I was in the shadow of the hart. For the first time I noticed jagged scars on the animal’s legs and shoulders. Evidence of fierce battles both ancient and recent etched the hide like tributaries flowing to a river. A pattern of teeth marks crisscrossed the hart’s throat and shoulder.

“Wolf!” I said aloud.

Heads of dry grain hissed in the wind. The hair on the back of my neck prickled with fear of an unseen threat. But what?

Perhaps sensing danger at the same instant, the hart’s head jerked up. His nostrils flared, searching the air, and golden eyes fixed on a distant point. Ears twitching, he turned this way and that to locate a sound.

“What?” I whispered.

A low growl answered.

A massive wolf crouched a few yards away. Yellow eyes gleamed, and saliva dripped from its jowls.

On the opposite side of the stream a second snarl replied.

The hart seemed to grow even larger as his muscles hardened in anticipation of combat. He snorted and tossed his head.
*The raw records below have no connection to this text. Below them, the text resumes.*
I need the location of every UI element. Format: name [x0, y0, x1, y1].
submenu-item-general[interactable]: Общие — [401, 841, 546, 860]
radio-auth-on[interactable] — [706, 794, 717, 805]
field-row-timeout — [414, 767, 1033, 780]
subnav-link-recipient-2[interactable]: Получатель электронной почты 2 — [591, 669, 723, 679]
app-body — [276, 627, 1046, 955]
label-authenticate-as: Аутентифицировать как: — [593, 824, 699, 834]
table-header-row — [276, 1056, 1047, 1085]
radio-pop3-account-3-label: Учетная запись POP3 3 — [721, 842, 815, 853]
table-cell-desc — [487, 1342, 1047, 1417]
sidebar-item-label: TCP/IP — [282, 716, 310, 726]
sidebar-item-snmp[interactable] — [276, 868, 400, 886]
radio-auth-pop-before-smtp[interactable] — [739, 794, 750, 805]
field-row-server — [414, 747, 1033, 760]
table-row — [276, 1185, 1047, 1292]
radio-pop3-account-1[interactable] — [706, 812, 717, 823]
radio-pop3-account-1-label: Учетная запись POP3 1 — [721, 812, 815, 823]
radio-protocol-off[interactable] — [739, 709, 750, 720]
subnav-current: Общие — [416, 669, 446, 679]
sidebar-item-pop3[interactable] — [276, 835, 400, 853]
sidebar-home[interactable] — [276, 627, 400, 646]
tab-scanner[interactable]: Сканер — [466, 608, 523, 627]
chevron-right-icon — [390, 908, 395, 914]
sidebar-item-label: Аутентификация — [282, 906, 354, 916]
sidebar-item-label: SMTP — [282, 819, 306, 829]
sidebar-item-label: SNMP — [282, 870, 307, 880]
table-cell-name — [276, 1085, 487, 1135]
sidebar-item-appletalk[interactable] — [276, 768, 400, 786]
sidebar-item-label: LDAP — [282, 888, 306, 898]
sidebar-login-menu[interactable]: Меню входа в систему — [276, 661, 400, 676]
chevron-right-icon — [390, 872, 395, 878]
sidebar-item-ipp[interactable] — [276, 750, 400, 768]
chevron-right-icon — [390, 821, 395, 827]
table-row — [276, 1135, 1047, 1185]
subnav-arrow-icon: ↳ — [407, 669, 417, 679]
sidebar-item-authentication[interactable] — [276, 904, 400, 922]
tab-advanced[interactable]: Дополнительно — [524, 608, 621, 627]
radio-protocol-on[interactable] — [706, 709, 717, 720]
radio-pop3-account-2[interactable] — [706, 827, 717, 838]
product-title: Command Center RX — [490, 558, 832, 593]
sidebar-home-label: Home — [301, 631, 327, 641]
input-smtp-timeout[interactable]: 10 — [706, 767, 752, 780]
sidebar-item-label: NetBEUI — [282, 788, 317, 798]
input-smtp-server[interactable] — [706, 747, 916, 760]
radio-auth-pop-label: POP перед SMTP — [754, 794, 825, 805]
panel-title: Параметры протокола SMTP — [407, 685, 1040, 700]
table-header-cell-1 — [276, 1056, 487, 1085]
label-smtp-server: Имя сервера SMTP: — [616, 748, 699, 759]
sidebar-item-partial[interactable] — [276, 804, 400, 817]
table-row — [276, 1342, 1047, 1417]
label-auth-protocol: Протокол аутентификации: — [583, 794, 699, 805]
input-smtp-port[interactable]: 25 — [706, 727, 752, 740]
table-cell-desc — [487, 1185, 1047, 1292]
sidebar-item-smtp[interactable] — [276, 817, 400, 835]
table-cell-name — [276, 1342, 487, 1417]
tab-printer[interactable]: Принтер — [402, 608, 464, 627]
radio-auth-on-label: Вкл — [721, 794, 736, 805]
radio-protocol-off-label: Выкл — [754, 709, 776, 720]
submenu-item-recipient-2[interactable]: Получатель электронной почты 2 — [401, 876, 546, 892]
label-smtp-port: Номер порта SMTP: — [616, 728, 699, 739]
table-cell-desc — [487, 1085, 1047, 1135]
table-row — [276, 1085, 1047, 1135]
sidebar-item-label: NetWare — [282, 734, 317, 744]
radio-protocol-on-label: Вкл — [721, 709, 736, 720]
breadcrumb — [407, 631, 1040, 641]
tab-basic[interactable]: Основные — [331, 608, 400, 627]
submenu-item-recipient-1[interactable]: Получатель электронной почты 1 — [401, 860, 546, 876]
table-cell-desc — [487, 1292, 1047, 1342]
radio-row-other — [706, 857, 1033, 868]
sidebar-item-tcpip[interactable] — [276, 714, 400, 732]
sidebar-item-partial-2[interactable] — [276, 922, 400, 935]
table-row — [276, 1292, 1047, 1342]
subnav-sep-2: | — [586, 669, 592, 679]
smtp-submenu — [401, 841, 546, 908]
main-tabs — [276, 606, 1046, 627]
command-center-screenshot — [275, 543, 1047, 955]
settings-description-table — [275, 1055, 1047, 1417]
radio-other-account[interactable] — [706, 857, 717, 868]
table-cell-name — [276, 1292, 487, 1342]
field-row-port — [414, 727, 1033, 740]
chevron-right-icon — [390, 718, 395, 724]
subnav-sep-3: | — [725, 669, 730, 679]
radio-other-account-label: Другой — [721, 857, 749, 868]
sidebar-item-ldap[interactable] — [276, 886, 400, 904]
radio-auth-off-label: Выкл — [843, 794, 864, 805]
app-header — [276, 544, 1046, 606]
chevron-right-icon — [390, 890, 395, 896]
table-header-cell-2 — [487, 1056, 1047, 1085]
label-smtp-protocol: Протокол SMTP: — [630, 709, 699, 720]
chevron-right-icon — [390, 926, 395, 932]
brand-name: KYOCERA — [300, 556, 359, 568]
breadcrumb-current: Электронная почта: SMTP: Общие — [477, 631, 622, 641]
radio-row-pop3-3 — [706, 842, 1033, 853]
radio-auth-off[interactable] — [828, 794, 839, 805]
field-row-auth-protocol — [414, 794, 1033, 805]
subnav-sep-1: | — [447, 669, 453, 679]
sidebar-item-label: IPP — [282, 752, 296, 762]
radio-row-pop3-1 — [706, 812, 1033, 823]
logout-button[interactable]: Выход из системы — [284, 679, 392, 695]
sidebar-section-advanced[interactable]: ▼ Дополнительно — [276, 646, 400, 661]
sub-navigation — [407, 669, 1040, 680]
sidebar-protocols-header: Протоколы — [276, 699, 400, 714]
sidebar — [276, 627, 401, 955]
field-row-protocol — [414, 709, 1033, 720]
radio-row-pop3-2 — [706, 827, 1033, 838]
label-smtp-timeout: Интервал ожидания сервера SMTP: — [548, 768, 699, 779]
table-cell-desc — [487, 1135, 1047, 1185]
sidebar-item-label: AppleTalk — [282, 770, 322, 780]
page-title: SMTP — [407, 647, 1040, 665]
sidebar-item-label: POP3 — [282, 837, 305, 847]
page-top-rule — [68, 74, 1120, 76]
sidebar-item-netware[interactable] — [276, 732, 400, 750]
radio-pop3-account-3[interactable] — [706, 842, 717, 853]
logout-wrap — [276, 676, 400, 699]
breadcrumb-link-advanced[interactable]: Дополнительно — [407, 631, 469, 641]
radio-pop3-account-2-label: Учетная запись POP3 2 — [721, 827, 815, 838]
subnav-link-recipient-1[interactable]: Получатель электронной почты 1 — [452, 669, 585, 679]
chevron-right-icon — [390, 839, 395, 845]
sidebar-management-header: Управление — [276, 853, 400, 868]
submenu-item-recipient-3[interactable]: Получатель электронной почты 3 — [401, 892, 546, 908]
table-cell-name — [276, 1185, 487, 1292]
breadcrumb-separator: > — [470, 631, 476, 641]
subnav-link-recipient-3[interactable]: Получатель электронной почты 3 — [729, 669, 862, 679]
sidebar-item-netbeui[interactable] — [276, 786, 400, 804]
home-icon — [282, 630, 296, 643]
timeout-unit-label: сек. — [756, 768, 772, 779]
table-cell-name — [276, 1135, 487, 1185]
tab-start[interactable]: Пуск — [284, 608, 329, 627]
Instantly, he placed himself as a wall of protection between me and the ravenous wolf pack.

Clasping the cup, I dashed to the oak tree. The little owls screeched and fluttered away. Tearing at the bark, I clambered up the trunk and into the limbs. At the same instant two wolves leapt, snarling and barking, onto the back of the hart.

Suddenly four more dashed from the cover, tearing at his flanks and legs. Drops of blood splattered his white coat.